Transhumanisme, les concepts clés

  Transhumanisme, défis et enjeux 

Transhumanisme, les concepts clés

J’ai plus tôt mentionné qu’il fallait revenir sur certains concepts énoncés par la philosophie transhumaniste, car certains de ceux-ci sont déjà actifs et ne datent pas d’hier. Aux fins de ma démonstration, je reviendrai sur les propositions initiales de Max More et de celles du groupe qui a rédigé le Transhumanist Manifesto.

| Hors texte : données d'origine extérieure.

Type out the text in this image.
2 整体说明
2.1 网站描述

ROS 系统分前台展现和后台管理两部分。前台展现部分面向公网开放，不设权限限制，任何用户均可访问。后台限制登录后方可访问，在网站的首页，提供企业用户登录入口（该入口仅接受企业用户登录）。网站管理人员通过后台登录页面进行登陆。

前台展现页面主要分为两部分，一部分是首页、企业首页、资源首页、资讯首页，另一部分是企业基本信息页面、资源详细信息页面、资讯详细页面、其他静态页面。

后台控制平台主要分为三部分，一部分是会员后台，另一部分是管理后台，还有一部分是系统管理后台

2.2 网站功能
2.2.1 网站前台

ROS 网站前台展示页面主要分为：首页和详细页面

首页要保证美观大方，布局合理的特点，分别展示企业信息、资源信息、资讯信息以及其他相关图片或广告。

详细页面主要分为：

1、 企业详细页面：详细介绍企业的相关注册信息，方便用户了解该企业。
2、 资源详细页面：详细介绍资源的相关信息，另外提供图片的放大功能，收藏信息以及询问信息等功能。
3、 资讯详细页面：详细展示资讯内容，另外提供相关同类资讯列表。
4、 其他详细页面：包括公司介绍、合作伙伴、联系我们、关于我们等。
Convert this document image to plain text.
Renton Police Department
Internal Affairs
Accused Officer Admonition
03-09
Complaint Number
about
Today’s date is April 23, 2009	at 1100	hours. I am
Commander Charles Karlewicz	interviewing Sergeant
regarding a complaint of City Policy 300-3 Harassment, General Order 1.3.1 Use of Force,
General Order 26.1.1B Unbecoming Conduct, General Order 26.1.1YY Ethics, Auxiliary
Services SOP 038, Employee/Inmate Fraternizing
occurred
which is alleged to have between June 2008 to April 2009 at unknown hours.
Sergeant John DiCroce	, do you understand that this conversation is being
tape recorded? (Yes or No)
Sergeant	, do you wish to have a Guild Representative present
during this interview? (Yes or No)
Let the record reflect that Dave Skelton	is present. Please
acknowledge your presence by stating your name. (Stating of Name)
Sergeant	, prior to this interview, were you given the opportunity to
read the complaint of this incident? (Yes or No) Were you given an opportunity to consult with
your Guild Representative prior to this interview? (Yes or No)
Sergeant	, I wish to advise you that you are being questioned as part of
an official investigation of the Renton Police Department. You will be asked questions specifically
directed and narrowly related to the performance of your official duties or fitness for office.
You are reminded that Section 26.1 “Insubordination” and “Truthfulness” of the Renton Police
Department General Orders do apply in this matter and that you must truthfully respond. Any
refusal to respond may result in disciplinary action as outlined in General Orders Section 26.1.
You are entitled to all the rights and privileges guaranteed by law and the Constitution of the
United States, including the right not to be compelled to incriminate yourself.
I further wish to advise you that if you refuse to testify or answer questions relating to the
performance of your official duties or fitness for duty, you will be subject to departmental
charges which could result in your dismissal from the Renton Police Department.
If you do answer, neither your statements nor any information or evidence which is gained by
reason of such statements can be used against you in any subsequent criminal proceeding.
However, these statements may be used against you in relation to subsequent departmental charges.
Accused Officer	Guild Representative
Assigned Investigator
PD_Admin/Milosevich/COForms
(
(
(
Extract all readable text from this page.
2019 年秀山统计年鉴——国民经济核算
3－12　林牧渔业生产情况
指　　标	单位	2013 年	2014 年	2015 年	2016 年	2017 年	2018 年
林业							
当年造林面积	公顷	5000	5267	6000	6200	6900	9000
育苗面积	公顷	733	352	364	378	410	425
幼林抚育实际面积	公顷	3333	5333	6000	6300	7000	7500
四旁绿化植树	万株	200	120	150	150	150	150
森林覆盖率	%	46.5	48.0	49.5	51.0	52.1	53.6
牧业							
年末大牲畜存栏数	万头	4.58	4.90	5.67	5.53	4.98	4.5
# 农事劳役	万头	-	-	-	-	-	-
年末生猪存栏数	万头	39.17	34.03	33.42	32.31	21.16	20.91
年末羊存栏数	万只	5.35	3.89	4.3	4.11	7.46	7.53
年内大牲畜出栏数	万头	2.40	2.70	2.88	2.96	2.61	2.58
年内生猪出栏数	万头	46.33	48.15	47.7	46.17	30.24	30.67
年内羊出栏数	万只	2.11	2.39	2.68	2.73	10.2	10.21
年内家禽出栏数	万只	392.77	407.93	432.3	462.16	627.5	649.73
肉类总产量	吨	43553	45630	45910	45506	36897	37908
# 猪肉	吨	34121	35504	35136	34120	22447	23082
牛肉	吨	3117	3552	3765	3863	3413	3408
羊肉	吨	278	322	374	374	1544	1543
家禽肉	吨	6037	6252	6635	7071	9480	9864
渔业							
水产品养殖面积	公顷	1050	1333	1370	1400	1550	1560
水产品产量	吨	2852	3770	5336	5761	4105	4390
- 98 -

Tout d’abord, en affirmant qu’il faut viser à un progrès perpétuel, on retrouve là non seulement toutes les idées de Condorcet à propos du progrès, mais on retrouve aussi cette idée du XIXe siècle associant développement scientifique et technologique à celui du développement d’une plus grande sagesse et d’une plus grande moralité. Lorsqu’il est question de « la suppression des limites politiques, culturelles, biologiques et psychologiques à la réalisation de soi », c’est tout le programme libertarien qui est ici convoqué, c’est-à-dire que les institutions étatiques doivent être réduites à leur plus simple expression et limitées aux pures fonctions régaliennes, voire même disparaître, et que la coercition qui contraint les individus pour fonctionner en société doit faire place à une coopération libre et volontaire.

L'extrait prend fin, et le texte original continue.